Advanced Configuration

# Custom supervision tree
opts = [
  name: MyApp.DistributedSearch,
  coordinator_name: MyApp.SearchCoordinator,
  registry_name: MyApp.SearchRegistry
]

{:ok, _pid} = TantivyEx.Distributed.OTP.start_link(opts)

# Bulk node addition
nodes = [
  {"primary", "local://primary_index", 3.0},
  {"secondary", "local://secondary_index", 2.0},
  {"cache", "local://cache_index", 1.0}
]

:ok = TantivyEx.Distributed.OTP.add_nodes(nodes)

Production Deployment

# Application supervisor integration
children = [
  {TantivyEx.Distributed.OTP,
   name: MyApp.Search,
   coordinator_name: MyApp.SearchCoordinator}
]

Supervisor.start_link(children, strategy: :one_for_one)

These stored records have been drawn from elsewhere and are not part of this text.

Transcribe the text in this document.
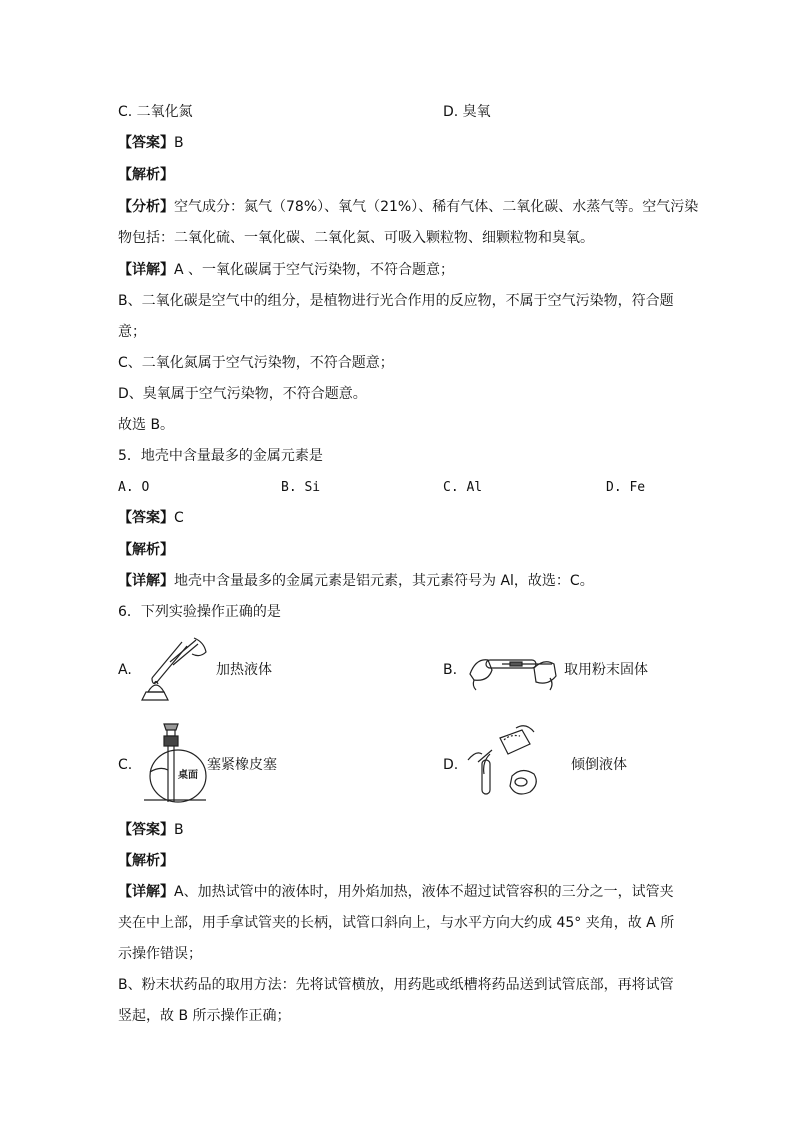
C. 二氧化氮	D. 臭氧
【答案】B
【解析】
【分析】空气成分：氮气（78%）、氧气（21%）、稀有气体、二氧化碳、水蒸气等。空气污染
物包括：二氧化硫、一氧化碳、二氧化氮、可吸入颗粒物、细颗粒物和臭氧。
【详解】A 、一氧化碳属于空气污染物，不符合题意；
B、二氧化碳是空气中的组分，是植物进行光合作用的反应物，不属于空气污染物，符合题
意；
C、二氧化氮属于空气污染物，不符合题意；
D、臭氧属于空气污染物，不符合题意。
故选 B。
5．地壳中含量最多的金属元素是
A. O	B. Si	C. Al	D. Fe
【答案】C
【解析】
【详解】地壳中含量最多的金属元素是铝元素，其元素符号为 Al，故选：C。
6．下列实验操作正确的是
A.	加热液体	B.	取用粉末固体
C.
桌面
塞紧橡皮塞	D.	倾倒液体
【答案】B
【解析】
【详解】A、加热试管中的液体时，用外焰加热，液体不超过试管容积的三分之一，试管夹
夹在中上部，用手拿试管夹的长柄，试管口斜向上，与水平方向大约成 45° 夹角，故 A 所
示操作错误；
B、粉末状药品的取用方法：先将试管横放，用药匙或纸槽将药品送到试管底部，再将试管
竖起，故 B 所示操作正确；
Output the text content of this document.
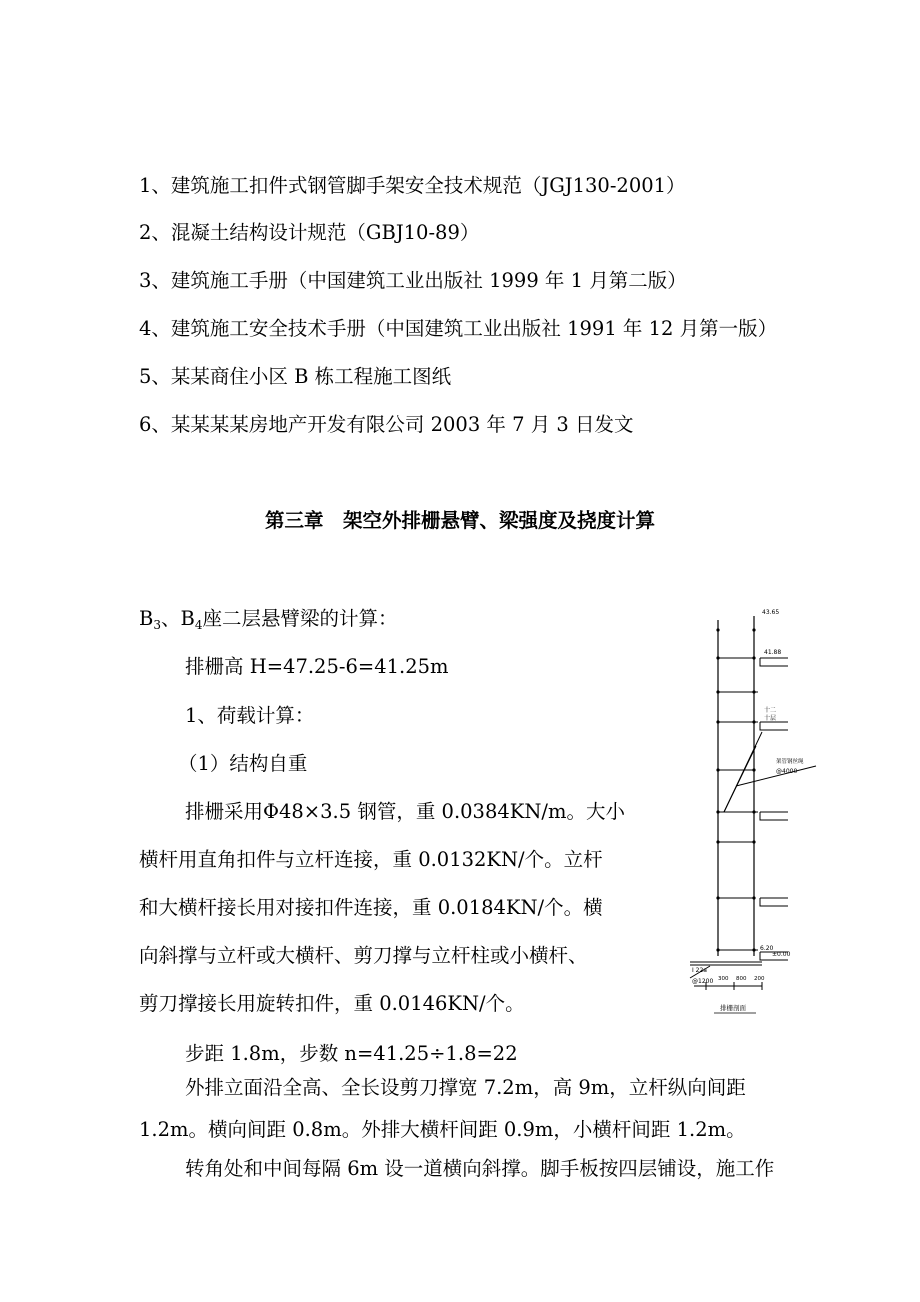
1、建筑施工扣件式钢管脚手架安全技术规范（JGJ130-2001）
2、混凝土结构设计规范（GBJ10-89）
3、建筑施工手册（中国建筑工业出版社 1999 年 1 月第二版）
4、建筑施工安全技术手册（中国建筑工业出版社 1991 年 12 月第一版）
5、某某商住小区 B 栋工程施工图纸
6、某某某某房地产开发有限公司 2003 年 7 月 3 日发文
第三章　架空外排栅悬臂、梁强度及挠度计算
$B_3$、$B_4$座二层悬臂梁的计算：
排栅高 H=47.25-6=41.25m
1、荷载计算：
（1）结构自重
排栅采用Φ48×3.5 钢管，重 0.0384KN/m。大小
横杆用直角扣件与立杆连接，重 0.0132KN/个。立杆
和大横杆接长用对接扣件连接，重 0.0184KN/个。横
向斜撑与立杆或大横杆、剪刀撑与立杆柱或小横杆、
剪刀撑接长用旋转扣件，重 0.0146KN/个。
步距 1.8m，步数 n=41.25÷1.8=22
外排立面沿全高、全长设剪刀撑宽 7.2m，高 9m，立杆纵向间距
1.2m。横向间距 0.8m。外排大横杆间距 0.9m，小横杆间距 1.2m。
转角处和中间每隔 6m 设一道横向斜撑。脚手板按四层铺设，施工作
43.65
41.88
十二
十层
架管钢丝绳
@4000
6.20
±0.00
I 22a
@1200 300 800 200
排栅剖面
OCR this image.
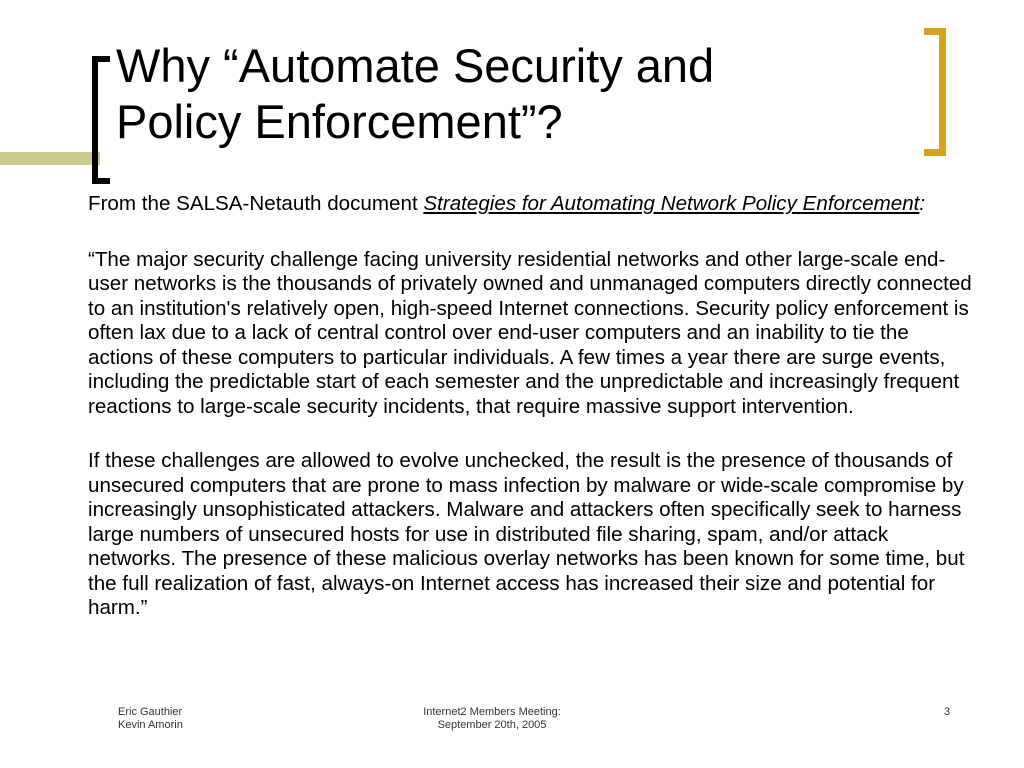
Why “Automate Security and
Policy Enforcement”?

From the SALSA-Netauth document Strategies for Automating Network Policy Enforcement:

“The major security challenge facing university residential networks and other large-scale end-user networks is the thousands of privately owned and unmanaged computers directly connected to an institution's relatively open, high-speed Internet connections. Security policy enforcement is often lax due to a lack of central control over end-user computers and an inability to tie the actions of these computers to particular individuals. A few times a year there are surge events, including the predictable start of each semester and the unpredictable and increasingly frequent reactions to large-scale security incidents, that require massive support intervention.

If these challenges are allowed to evolve unchecked, the result is the presence of thousands of unsecured computers that are prone to mass infection by malware or wide-scale compromise by increasingly unsophisticated attackers. Malware and attackers often specifically seek to harness large numbers of unsecured hosts for use in distributed file sharing, spam, and/or attack networks. The presence of these malicious overlay networks has been known for some time, but the full realization of fast, always-on Internet access has increased their size and potential for harm.”

Eric Gauthier
Kevin Amorin
Internet2 Members Meeting:
September 20th, 2005
3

Performance Considerations

Memory Usage

  • Each SearchNode maintains its own state
  • Registry overhead is minimal
  • Process memory isolation prevents memory leaks

Latency

  • Process message passing adds minimal latency (~1-5µs)
  • Concurrent execution reduces overall response time
  • Task supervision enables timeout handling

Throughput

  • Multiple concurrent searches supported
  • Process-per-node enables true parallelism
  • No global locks or bottlenecks

Testing Strategy

Unit Tests

  • Individual component testing (GenServers, functions)
  • Mock implementations for external dependencies
  • Property-based testing for merge algorithms

Integration Tests

  • End-to-end search flow testing
  • Failure scenario testing
  • Performance benchmarking

Fault Tolerance Tests

  • Process crash simulation
  • Network partition testing
  • Recovery time measurement

Future Enhancements

Distributed Erlang

  • Multi-node cluster support
  • Automatic node discovery
  • Cross-node failover

Advanced Monitoring

  • Telemetry integration
  • Metrics export (Prometheus, etc.)
  • Real-time dashboards

Smart Load Balancing

  • Machine learning-based routing
  • Adaptive algorithms
  • Geographic distribution

Conclusion

The OTP-based implementation provides a more robust, scalable, and maintainable foundation for distributed search in TantivyEx. By leveraging Elixir's battle-tested concurrency model and fault tolerance mechanisms, we achieve better reliability and performance while maintaining clean, idiomatic Elixir code.

This implementation serves as a foundation for future enhancements and provides a clear migration path from the native coordination approach.